相比於男賓客,女賓客這邊就顯得火藥味十足,到場的女人可謂是花盡心思盛裝打扮,各出奇招,有人穿金戴銀,有人大顯火辣身材,有人手拿全世界獨一無二的名牌包包,有人盤著亮瞎眼的雷人發型……
總之各有各的看頭,各有各的特色,使得宴會現場美女如織,雲香鬢影,爭奇鬥豔,賺足四方眼球。
燈光絢爛、浪漫唯美的舞台下方,鋪著一條紅地毯,一直延伸到宴會廳門口,紅地毯上撒滿香氣四溢、夢幻迷人的香檳玫瑰。
這條玫瑰花路融化了在場所有女人的心,玫瑰花在女人的心目中有著聖潔而高貴的地位,無論女人的年齡幾何,對玫瑰都沒有絲毫的抵抗力,無論何時何地,看見玫瑰總能令她們心動不已。

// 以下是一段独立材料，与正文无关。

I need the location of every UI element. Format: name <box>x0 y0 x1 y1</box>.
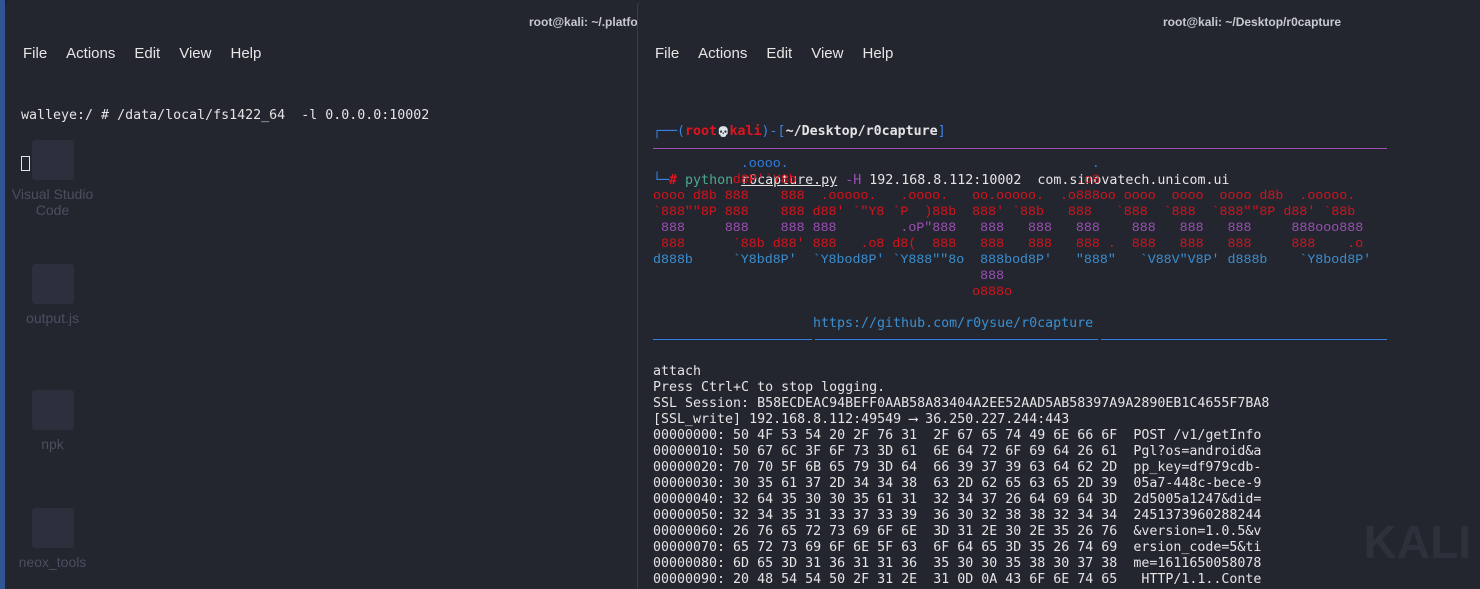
log-line: SSL Session: B58ECDEAC94BEFF0AAB58A83404… <box>653 396 1270 411</box>
hexdump-row: 00000020: 70 70 5F 6B 65 79 3D 64 66 39 … <box>653 460 1262 475</box>
prompt-cwd: ~/Desktop/r0capture <box>785 124 938 139</box>
desktop-icon-neox-tools[interactable]: neox_tools <box>5 508 100 570</box>
menu-bar: File Actions Edit View Help <box>655 45 912 62</box>
banner-separator-top <box>653 148 1387 149</box>
hexdump-row: 00000080: 6D 65 3D 31 36 31 31 36 35 30 … <box>653 556 1262 571</box>
menu-actions[interactable]: Actions <box>66 45 115 62</box>
menu-view[interactable]: View <box>179 45 211 62</box>
banner-line: .oooo. . <box>653 156 1100 171</box>
right-terminal-window[interactable]: KALI root@kali: ~/Desktop/r0capture File… <box>637 0 1480 589</box>
banner-line: d8P'`Y8b .o8 <box>653 172 1100 187</box>
menu-help[interactable]: Help <box>230 45 261 62</box>
banner-line: 888 <box>653 268 1005 283</box>
log-line: Press Ctrl+C to stop logging. <box>653 380 886 395</box>
log-line: attach <box>653 364 702 379</box>
menu-edit[interactable]: Edit <box>134 45 160 62</box>
hexdump-row: 00000070: 65 72 73 69 6F 6E 5F 63 6F 64 … <box>653 540 1262 555</box>
banner-separator-bottom <box>815 339 1098 340</box>
menu-file[interactable]: File <box>23 45 47 62</box>
banner-line: oooo d8b 888 888 .ooooo. .oooo. oo.ooooo… <box>653 188 1356 203</box>
desktop-icon-label: Visual Studio Code <box>11 186 94 218</box>
github-link[interactable]: https://github.com/r0ysue/r0capture <box>813 316 1093 332</box>
banner-line: d888b `Y8bd8P' `Y8bod8P' `Y888""8o 888bo… <box>653 252 1372 267</box>
menu-file[interactable]: File <box>655 45 679 62</box>
hexdump-row: 00000000: 50 4F 53 54 20 2F 76 31 2F 67 … <box>653 428 1262 443</box>
vscode-icon <box>31 140 74 180</box>
banner-line: 888 888 888 888 .oP"888 888 888 888 888 … <box>653 220 1364 235</box>
menu-view[interactable]: View <box>811 45 843 62</box>
banner-separator-bottom <box>1101 339 1387 340</box>
menu-edit[interactable]: Edit <box>766 45 792 62</box>
log-line: [SSL_write] 192.168.8.112:49549 ⟶ 36.250… <box>653 412 1070 427</box>
desktop-icon-vscode[interactable]: Visual Studio Code <box>5 140 100 218</box>
desktop-icon-npk[interactable]: npk <box>5 390 100 452</box>
skull-icon: 💀 <box>717 127 730 138</box>
folder-icon <box>31 390 74 430</box>
menu-help[interactable]: Help <box>862 45 893 62</box>
prompt-user: root <box>685 124 718 139</box>
window-title: root@kali: ~/Desktop/r0capture <box>1163 15 1342 29</box>
banner-line: o888o <box>653 284 1013 299</box>
banner-separator-bottom <box>653 339 812 340</box>
hexdump-row: 00000090: 20 48 54 54 50 2F 31 2E 31 0D … <box>653 572 1262 587</box>
desktop-icon-output-js[interactable]: output.js <box>5 264 100 326</box>
capture-output[interactable]: attach Press Ctrl+C to stop logging. SSL S… <box>653 364 1269 588</box>
prompt-host: kali <box>729 124 762 139</box>
menu-bar: File Actions Edit View Help <box>23 45 280 62</box>
js-file-icon <box>31 264 74 304</box>
kali-watermark: KALI <box>1363 516 1471 568</box>
banner-line: 888 `88b d88' 888 .o8 d8( 888 888 888 88… <box>653 236 1364 251</box>
hexdump-row: 00000040: 32 64 35 30 30 35 61 31 32 34 … <box>653 492 1262 507</box>
desktop-icon-label: npk <box>41 436 64 452</box>
desktop-icon-label: output.js <box>26 310 79 326</box>
hexdump-row: 00000050: 32 34 35 31 33 37 33 39 36 30 … <box>653 508 1262 523</box>
r0capture-banner: .oooo. . d8P'`Y8b .o8 oooo d8b 888 888 .o… <box>653 156 1371 300</box>
hexdump-row: 00000010: 50 67 6C 3F 6F 73 3D 61 6E 64 … <box>653 444 1262 459</box>
menu-actions[interactable]: Actions <box>698 45 747 62</box>
banner-line: `888""8P 888 888 d88' `"Y8 `P )88b 888' … <box>653 204 1356 219</box>
desktop-icon-label: neox_tools <box>18 554 87 570</box>
command-line: walleye:/ # /data/local/fs1422_64 -l 0.0… <box>21 108 430 123</box>
hexdump-row: 00000060: 26 76 65 72 73 69 6F 6E 3D 31 … <box>653 524 1262 539</box>
hexdump-row: 00000030: 30 35 61 37 2D 34 34 38 63 2D … <box>653 476 1262 491</box>
folder-icon <box>31 508 74 548</box>
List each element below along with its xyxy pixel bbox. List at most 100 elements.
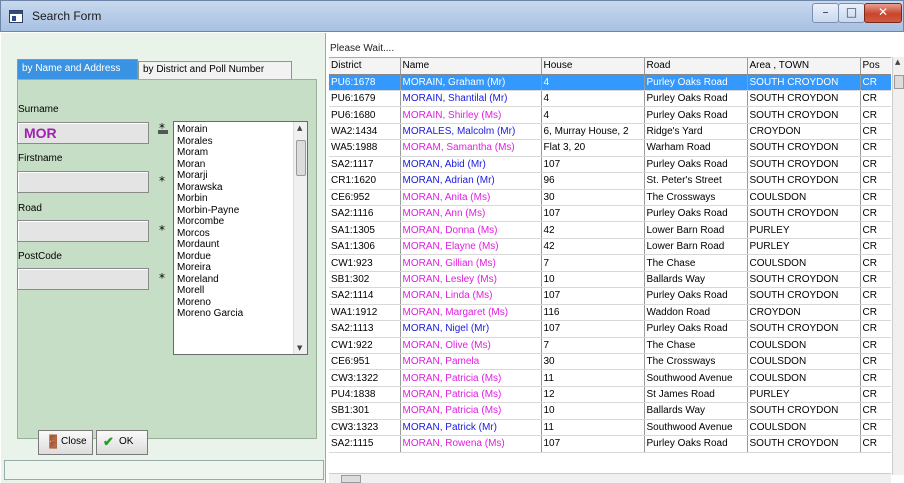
tab-name-and-address[interactable]: by Name and Address	[17, 59, 138, 79]
table-cell: CR	[860, 271, 891, 289]
list-item[interactable]: Moreland	[177, 274, 307, 286]
table-row[interactable]: SA2:1114 MORAN, Linda (Ms) 107 Purley Oaks …	[329, 287, 891, 305]
table-cell: 42	[541, 238, 645, 256]
table-cell: 7	[541, 337, 645, 354]
window-icon	[9, 10, 23, 23]
table-row[interactable]: WA5:1988 MORAM, Samantha (Ms) Flat 3, 20 Wa…	[329, 139, 891, 157]
list-item[interactable]: Morawska	[177, 182, 307, 194]
table-cell: MORALES, Malcolm (Mr)	[400, 123, 542, 141]
table-cell: 11	[541, 369, 645, 387]
table-row[interactable]: SA2:1115 MORAN, Rowena (Ms) 107 Purley Oaks…	[329, 435, 891, 453]
list-item[interactable]: Mordue	[177, 251, 307, 263]
table-row[interactable]: SA1:1306 MORAN, Elayne (Ms) 42 Lower Barn R…	[329, 238, 891, 256]
list-item[interactable]: Morbin-Payne	[177, 205, 307, 217]
list-item[interactable]: Mordaunt	[177, 239, 307, 251]
table-row[interactable]: WA1:1912 MORAN, Margaret (Ms) 116 Waddon Ro…	[329, 304, 891, 322]
ok-button[interactable]: ✔ OK	[96, 430, 148, 455]
table-cell: SA1:1305	[329, 221, 401, 239]
list-item[interactable]: Moreno	[177, 297, 307, 309]
table-cell: CW1:922	[329, 337, 401, 354]
table-row[interactable]: CR1:1620 MORAN, Adrian (Mr) 96 St. Peter's …	[329, 172, 891, 190]
table-cell: CR	[860, 369, 891, 387]
list-item[interactable]: Morales	[177, 136, 307, 148]
list-item[interactable]: Moram	[177, 147, 307, 159]
table-row[interactable]: SA1:1305 MORAN, Donna (Ms) 42 Lower Barn Ro…	[329, 221, 891, 239]
list-scrollbar[interactable]: ▲ ▼	[293, 122, 307, 354]
table-cell: MORAN, Adrian (Mr)	[400, 172, 542, 190]
table-cell: SOUTH CROYDON	[747, 74, 861, 91]
table-cell: CR	[860, 419, 891, 437]
tab-district-and-poll[interactable]: by District and Poll Number	[138, 61, 292, 79]
table-cell: Southwood Avenue	[644, 369, 748, 387]
column-header[interactable]: Road	[644, 58, 748, 75]
column-header[interactable]: Area , TOWN	[747, 58, 861, 75]
column-header[interactable]: Name	[400, 58, 542, 75]
table-cell: MORAN, Patrick (Mr)	[400, 419, 542, 437]
grid-scroll-thumb[interactable]	[894, 75, 904, 89]
grid-horizontal-scrollbar[interactable]	[329, 473, 891, 483]
results-grid[interactable]: District Name House Road Area , TOWN Pos PU6:…	[329, 57, 891, 475]
table-row[interactable]: PU6:1680 MORAIN, Shirley (Ms) 4 Purley Oaks…	[329, 106, 891, 124]
column-header[interactable]: Pos	[860, 58, 891, 75]
road-input[interactable]	[17, 220, 149, 242]
close-button[interactable]: 🚪 Close	[38, 430, 93, 455]
table-row[interactable]: PU4:1838 MORAN, Patricia (Ms) 12 St James R…	[329, 386, 891, 404]
postcode-input[interactable]	[17, 268, 149, 290]
table-row[interactable]: SB1:302 MORAN, Lesley (Ms) 10 Ballards Way S…	[329, 271, 891, 289]
column-header[interactable]: House	[541, 58, 645, 75]
surname-wildcard: *	[159, 121, 165, 135]
list-item[interactable]: Morell	[177, 285, 307, 297]
firstname-input[interactable]	[17, 171, 149, 193]
table-row[interactable]: CW3:1323 MORAN, Patrick (Mr) 11 Southwood A…	[329, 419, 891, 437]
table-row[interactable]: CW1:923 MORAN, Gillian (Ms) 7 The Chase COUL…	[329, 254, 891, 272]
scroll-up-icon[interactable]: ▲	[895, 58, 900, 66]
table-cell: MORAN, Patricia (Ms)	[400, 369, 542, 387]
table-row[interactable]: CE6:951 MORAN, Pamela 30 The Crossways COULS…	[329, 353, 891, 371]
table-row[interactable]: SA2:1116 MORAN, Ann (Ms) 107 Purley Oaks Ro…	[329, 205, 891, 223]
table-cell: SOUTH CROYDON	[747, 90, 861, 108]
grid-hscroll-thumb[interactable]	[341, 475, 361, 483]
scroll-up-icon[interactable]: ▲	[297, 124, 302, 132]
table-cell: SOUTH CROYDON	[747, 156, 861, 174]
surname-input[interactable]: MOR	[17, 122, 149, 144]
list-item[interactable]: Morcos	[177, 228, 307, 240]
table-row[interactable]: PU6:1678 MORAIN, Graham (Mr) 4 Purley Oaks …	[329, 74, 891, 91]
list-item[interactable]: Morain	[177, 124, 307, 136]
table-cell: CR	[860, 254, 891, 272]
road-wildcard: *	[159, 223, 165, 237]
list-item[interactable]: Moreira	[177, 262, 307, 274]
table-row[interactable]: SA2:1117 MORAN, Abid (Mr) 107 Purley Oaks R…	[329, 156, 891, 174]
table-row[interactable]: PU6:1679 MORAIN, Shantilal (Mr) 4 Purley Oa…	[329, 90, 891, 108]
table-row[interactable]: WA2:1434 MORALES, Malcolm (Mr) 6, Murray H…	[329, 123, 891, 141]
table-cell: Lower Barn Road	[644, 238, 748, 256]
minimize-button[interactable]: –	[812, 3, 839, 23]
table-row[interactable]: CW1:922 MORAN, Olive (Ms) 7 The Chase COULSD…	[329, 337, 891, 354]
list-item[interactable]: Morcombe	[177, 216, 307, 228]
grid-vertical-scrollbar[interactable]: ▲	[892, 57, 904, 475]
firstname-label: Firstname	[18, 153, 63, 164]
table-row[interactable]: SB1:301 MORAN, Patricia (Ms) 10 Ballards Wa…	[329, 402, 891, 420]
table-cell: SOUTH CROYDON	[747, 139, 861, 157]
close-window-button[interactable]: ✕	[864, 3, 902, 23]
table-cell: 10	[541, 402, 645, 420]
list-item[interactable]: Morarji	[177, 170, 307, 182]
table-row[interactable]: CW3:1322 MORAN, Patricia (Ms) 11 Southwood …	[329, 369, 891, 387]
list-item[interactable]: Morbin	[177, 193, 307, 205]
surname-suggestion-list[interactable]: Morain Morales Moram Moran Morarji Morawska Mo…	[173, 121, 308, 355]
table-row[interactable]: SA2:1113 MORAN, Nigel (Mr) 107 Purley Oaks …	[329, 320, 891, 338]
list-scroll-thumb[interactable]	[296, 140, 306, 176]
scroll-down-icon[interactable]: ▼	[297, 344, 302, 352]
table-cell: COULSDON	[747, 419, 861, 437]
list-item[interactable]: Moran	[177, 159, 307, 171]
list-item[interactable]: Moreno Garcia	[177, 308, 307, 320]
column-header[interactable]: District	[329, 58, 401, 75]
table-cell: WA2:1434	[329, 123, 401, 141]
table-cell: 42	[541, 221, 645, 239]
maximize-button[interactable]: □	[838, 3, 865, 23]
table-cell: Purley Oaks Road	[644, 320, 748, 338]
table-cell: CROYDON	[747, 123, 861, 141]
table-row[interactable]: CE6:952 MORAN, Anita (Ms) 30 The Crossways C…	[329, 189, 891, 207]
table-cell: MORAN, Pamela	[400, 353, 542, 371]
table-cell: CR	[860, 139, 891, 157]
table-cell: CR	[860, 74, 891, 91]
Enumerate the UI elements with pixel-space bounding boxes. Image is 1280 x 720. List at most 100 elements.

這浪漫唯美的玫瑰花路,讓皇甫戚也大為吃驚,很難相信一向嚴肅凶惡的老佛爺也有如此浪漫的一麵,搞得還挺像樣的。
此時,他站在紅毯前方,等候著新娘子從紅毯那一端向他走過來。高大的身姿立在中間已是顯眼,再看他那如妖孽般俊美的臉龐,五官精致,金黃色的柔軟頭發攏在耳朵後麵,尊貴恍如漫畫中走出來的王子,妖嬈帥氣得令人屏息,眼角四周化著淡淡的煙熏妝,襯得他的雙眸又大又亮,眼神往外散發著魅惑人心的光芒。
一襲剪裁合身、品味十足的白色燕尾服,將他修長的身軀完美地凸顯出來,他麵向前方,目光牢牢盯著紅毯另一端,性感的薄唇微微斜勾,似笑非笑,一臉傲嬌地等候著。
自他一出來亮相,在場的女賓客集體失語,目光瞪大再瞪大,變得失魂又落魄,一顆心緊緊係在會場中間那張妖嬈魅惑的俊臉上,眼神癡癡的,怎麽也移不開視線,不願錯過他臉上任何一個表情。
她們第一次覺得,一個男人置身於一片浪漫唯美的玫瑰花上,竟沒有一絲的違和感,甚至比女人還合適,那畫麵美好得讓人心悸顫動,莫名的怦然心動。
不光是女賓客的視線膠著在皇甫戚身上,就連很多男賓客也是看得入迷,隻聽聞戚少長得帥,卻沒想到帥成這樣,讓人懷疑他是否生錯了性別,怎麽會有男人長得比女人還妖嬈生姿、攝人心魄?
皇甫戚無疑是一塊巨大耀眼的磁石,吸引著周圍無數的目光。而他的目光,一直緊緊地注視著一個方向,隨著時間一秒一秒流逝,他的心髒竟然開始紊亂跳動起來……
雖然這場婚宴對他和樂遙遙來說是假的,但他竟隱隱有絲竊喜和期待,這兩天是他有史以來過得最開心最美好的時刻,縱使這是場美夢,他亦歡喜。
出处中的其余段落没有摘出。